Par ex, Paul Le Cour fait une véritable confusion à un moment entre le zoroastrime ou mazdéisme qui date d’au moins 1500 ans avant notre ère et le manichéisme qui date du 2ième siècle après J.-C. (et qui se présente comme un syncrétisme très inspirant du zoroastrime, du christianisme et même du bouddhisme). Toutefois, la relation qu’il tire entre les aspects dualistes (existence d’un bien et d’un mal dans le mal) et le symbole du caducée de Mercure ou Hermès (avec les deux serpents qui se font face autour du bâton dressé) est intéressante.On apprend à cette occasion que dans la tradition hérmétique St Jean est assimilé à Lucifer (lux fero, porteur de lumière (mon ajout))

J’ai donc tout de même essayé de tirer des choses intéressantes de cette lecture.

Tout d’abord ce passage p. 127 :

« Les sages de cette époque lointaine savaient que la retenue sensuelle développait la puissance spirituelle et pouvait faire atteindre à une vie nouvelle toute illuminative, la Vita nuova de Dante, la naissance à cette vie nouvelle est représentée depuis de longs siècles à travers le monde, en Europe, comme en Asie et en Amérique par l’image de la Vierge-mère tenant sur ses genoux l’enfant qu’elle a mis au monde sous l’action de l’Esprit. »

« La pierre de touche des œuvres humaines, c’est le désintéressement, or le désintéressement est un sacrifice volontaire. »

J’aime beaucoup cette notion de sacrifice qu’on peut méditer à plusieurs niveaux. Par ex faire le sacrifice d’attachements pour avancer dans une voie plus pure (ma pensée).

« D’autre part, la chasteté , est aussi un sacrifice volontaire, un renoncement à des désirs parfois puissants. »

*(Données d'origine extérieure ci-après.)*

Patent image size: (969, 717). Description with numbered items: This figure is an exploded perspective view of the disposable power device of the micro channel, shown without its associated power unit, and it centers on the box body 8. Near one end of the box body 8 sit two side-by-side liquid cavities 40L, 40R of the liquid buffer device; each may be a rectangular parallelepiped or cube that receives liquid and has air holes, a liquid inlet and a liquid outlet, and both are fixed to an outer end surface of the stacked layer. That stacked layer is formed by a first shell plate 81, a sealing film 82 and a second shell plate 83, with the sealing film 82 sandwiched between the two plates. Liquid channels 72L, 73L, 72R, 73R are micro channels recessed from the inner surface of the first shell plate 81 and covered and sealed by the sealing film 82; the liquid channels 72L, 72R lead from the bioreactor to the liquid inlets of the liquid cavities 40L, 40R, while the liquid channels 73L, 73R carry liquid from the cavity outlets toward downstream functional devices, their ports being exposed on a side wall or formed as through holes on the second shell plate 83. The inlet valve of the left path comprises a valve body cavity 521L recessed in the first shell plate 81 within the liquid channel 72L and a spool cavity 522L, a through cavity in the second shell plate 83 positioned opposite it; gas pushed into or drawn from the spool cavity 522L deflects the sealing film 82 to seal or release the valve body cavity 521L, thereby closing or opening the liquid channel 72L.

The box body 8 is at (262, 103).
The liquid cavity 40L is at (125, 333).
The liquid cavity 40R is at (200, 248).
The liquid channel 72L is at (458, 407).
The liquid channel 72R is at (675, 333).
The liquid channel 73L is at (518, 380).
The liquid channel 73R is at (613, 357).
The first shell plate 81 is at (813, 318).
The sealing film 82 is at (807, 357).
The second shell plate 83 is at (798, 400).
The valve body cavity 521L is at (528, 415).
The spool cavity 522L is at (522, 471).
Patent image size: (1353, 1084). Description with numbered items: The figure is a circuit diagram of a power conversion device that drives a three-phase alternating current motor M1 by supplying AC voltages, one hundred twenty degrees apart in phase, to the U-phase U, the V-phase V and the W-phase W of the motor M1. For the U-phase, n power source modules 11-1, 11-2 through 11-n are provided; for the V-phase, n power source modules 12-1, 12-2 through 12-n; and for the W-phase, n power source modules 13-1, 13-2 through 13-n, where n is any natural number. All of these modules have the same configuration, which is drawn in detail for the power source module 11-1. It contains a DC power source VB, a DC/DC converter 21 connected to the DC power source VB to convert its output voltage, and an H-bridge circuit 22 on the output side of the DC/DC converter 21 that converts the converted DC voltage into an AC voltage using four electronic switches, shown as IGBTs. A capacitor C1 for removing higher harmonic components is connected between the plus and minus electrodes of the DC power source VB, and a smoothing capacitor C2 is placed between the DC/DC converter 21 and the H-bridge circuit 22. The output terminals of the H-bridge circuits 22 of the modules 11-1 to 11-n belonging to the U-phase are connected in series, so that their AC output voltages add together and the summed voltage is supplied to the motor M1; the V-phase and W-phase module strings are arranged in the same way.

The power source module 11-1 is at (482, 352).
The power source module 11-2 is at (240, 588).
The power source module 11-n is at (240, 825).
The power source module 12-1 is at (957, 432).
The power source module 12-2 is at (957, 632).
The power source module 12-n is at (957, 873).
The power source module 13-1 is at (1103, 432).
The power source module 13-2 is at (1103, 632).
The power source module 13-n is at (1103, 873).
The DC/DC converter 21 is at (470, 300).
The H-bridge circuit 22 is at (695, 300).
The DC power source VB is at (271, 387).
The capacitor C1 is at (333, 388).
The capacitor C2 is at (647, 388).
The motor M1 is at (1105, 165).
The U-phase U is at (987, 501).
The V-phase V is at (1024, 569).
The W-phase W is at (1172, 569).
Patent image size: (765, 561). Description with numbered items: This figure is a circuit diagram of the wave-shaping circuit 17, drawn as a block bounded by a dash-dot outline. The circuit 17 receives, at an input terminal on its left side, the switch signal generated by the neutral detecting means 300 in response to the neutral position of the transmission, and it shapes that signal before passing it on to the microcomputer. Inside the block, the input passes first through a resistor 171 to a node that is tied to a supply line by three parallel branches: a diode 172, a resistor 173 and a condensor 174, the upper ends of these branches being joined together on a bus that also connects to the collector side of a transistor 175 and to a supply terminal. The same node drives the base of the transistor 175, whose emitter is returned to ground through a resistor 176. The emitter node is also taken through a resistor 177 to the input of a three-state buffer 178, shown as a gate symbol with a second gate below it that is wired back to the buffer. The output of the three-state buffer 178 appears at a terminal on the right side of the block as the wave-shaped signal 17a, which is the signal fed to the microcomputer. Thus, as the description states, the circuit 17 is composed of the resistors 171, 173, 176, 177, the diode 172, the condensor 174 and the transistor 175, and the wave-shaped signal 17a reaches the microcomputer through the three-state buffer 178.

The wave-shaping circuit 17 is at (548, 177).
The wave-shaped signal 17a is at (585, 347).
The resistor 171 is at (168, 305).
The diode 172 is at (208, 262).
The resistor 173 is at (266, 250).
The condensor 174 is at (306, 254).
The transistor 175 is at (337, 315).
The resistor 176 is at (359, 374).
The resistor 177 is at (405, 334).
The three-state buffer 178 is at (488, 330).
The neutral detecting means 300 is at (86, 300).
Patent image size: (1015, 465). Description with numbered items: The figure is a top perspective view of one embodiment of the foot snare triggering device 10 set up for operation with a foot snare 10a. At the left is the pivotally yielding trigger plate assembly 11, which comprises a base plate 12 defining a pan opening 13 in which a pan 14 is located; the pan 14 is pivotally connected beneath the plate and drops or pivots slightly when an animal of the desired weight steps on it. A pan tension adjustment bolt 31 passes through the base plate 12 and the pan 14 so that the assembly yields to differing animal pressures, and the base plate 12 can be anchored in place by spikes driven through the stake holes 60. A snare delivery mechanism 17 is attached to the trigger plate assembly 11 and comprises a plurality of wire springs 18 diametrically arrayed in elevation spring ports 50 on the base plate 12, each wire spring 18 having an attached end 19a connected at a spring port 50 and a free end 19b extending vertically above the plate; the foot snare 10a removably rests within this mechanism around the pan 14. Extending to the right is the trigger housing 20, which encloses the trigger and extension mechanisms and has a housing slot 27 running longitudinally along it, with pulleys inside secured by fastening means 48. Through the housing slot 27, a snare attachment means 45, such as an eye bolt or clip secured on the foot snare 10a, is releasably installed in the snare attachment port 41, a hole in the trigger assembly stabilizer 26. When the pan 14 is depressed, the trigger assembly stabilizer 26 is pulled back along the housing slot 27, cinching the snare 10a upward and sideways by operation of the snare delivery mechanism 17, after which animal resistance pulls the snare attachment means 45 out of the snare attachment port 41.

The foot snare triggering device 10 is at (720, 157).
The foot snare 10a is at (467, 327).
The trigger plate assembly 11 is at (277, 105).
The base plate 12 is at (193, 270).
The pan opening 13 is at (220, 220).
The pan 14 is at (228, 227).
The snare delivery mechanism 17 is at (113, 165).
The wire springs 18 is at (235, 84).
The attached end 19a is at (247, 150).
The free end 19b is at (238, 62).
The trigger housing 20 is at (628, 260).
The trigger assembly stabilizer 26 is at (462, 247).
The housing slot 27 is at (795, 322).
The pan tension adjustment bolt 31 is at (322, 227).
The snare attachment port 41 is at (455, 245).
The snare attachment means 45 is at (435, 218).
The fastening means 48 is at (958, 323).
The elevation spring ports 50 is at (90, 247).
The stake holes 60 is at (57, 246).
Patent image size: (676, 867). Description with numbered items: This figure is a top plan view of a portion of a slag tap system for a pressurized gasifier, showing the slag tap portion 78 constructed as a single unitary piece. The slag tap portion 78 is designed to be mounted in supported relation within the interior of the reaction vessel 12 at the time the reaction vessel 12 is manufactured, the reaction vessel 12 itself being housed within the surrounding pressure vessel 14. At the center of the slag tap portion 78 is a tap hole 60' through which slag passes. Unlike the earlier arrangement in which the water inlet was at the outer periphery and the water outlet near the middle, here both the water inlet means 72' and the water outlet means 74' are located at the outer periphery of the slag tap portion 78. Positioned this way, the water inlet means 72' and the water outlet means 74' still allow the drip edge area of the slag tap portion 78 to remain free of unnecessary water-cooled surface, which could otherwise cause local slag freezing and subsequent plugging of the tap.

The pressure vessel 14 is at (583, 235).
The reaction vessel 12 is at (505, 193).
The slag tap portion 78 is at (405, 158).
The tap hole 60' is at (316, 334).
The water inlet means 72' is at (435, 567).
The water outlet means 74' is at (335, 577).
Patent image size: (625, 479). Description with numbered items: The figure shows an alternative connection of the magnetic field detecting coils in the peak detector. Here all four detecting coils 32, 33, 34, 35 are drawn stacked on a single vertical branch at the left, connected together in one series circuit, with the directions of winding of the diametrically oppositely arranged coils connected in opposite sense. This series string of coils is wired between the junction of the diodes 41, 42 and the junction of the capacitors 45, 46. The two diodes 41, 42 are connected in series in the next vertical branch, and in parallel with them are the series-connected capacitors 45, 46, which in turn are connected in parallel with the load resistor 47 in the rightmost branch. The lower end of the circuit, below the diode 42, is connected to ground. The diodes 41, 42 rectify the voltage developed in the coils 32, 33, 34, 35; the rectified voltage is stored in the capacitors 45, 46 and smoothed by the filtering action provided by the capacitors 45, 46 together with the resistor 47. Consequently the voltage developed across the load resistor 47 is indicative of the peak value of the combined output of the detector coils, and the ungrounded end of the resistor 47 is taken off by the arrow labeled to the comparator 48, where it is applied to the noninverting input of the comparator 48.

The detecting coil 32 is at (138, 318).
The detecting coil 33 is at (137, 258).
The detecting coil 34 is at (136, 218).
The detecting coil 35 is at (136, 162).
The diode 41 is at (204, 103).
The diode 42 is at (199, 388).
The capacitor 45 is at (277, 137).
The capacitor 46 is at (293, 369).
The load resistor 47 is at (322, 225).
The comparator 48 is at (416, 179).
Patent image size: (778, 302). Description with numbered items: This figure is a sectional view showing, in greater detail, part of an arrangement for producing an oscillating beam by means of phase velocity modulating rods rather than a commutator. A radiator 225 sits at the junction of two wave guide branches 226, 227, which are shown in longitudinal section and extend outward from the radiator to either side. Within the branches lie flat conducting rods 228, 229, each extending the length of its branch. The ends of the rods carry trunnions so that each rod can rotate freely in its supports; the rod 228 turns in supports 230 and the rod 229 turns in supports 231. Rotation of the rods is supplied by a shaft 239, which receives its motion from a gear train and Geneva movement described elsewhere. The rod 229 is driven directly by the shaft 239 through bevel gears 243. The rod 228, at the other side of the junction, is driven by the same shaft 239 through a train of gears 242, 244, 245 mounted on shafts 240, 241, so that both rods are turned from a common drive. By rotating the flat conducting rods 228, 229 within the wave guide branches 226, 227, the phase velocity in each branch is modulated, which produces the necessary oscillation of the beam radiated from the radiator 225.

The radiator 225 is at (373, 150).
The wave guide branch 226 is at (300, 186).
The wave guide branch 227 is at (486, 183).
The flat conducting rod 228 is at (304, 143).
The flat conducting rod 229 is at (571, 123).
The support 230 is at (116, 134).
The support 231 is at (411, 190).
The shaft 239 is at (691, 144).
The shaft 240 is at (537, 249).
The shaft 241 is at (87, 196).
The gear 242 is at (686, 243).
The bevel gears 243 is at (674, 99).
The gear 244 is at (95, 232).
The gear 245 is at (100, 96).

« En résumé, selon la doctrine primordiale, les deux essentielles vertus à acquérir pour parvenir à la connaissance, à la révélation, sont pureté et l’esprit de sacrifice. »

Cette insistance sur le désintéressement peut se rapprocher sans difficultés du « mushotoku » (sans but ni esprit de profit en japonais) prôné par le bouddhisme Zen. Rien que pour ces 3 passages, ça valait le coup de lire ce livre (ma pensée).

Par contre, je n’ai pas bien vu avec le lien avec cette doctrine primordiale dont à dire vrai, je n’ai pas vu de contours précis dans cet ouvrage sauf à considérer que toutes les traditions spirituelles ont une même origine qui se trouve dans une même « tradition primordiale ». Mais alors l’Atlantide serait plus une sorte d’image symbolique d’un monde originel qui n’a pas vraiment besoin de dimension réellement historique et factuelle, puisque selon Jung, il existe une fonction religieuse dans la pysché humaine qui sourd en chaque être humain et que chacun peut retrouver (ma pensée).

On pourra peut-être avoir une meilleure connaissance de l’Atlantide et de la « Tradition Primordiale » en s’affiliant à des ordres initiatiques comme la Franc-Maçonnerie ou l’ordre de la Rose-Croix, c’est fort probable.

D’une manière synthétique, l’auteur parcourt donc les origines du langages, les traces qu’on pourrait trouver de la langue atlante, dans le grec, le celte, etc. Il en cherche aussi dans le domaine géographique (insistance sur le Yucatan) et l’étude de certains symboles dans les différentes traditions. Il dresse aussi un résumé très incomplet de divers écrits qui ont trait à l’Atlantide (avec évidemment celui de Platon). Il étudie aussi le lien entre la pensée de l’Atlantide et l’hermétisme.

En fait, ce livre donne des pistes à explorer plus que des faits acquis.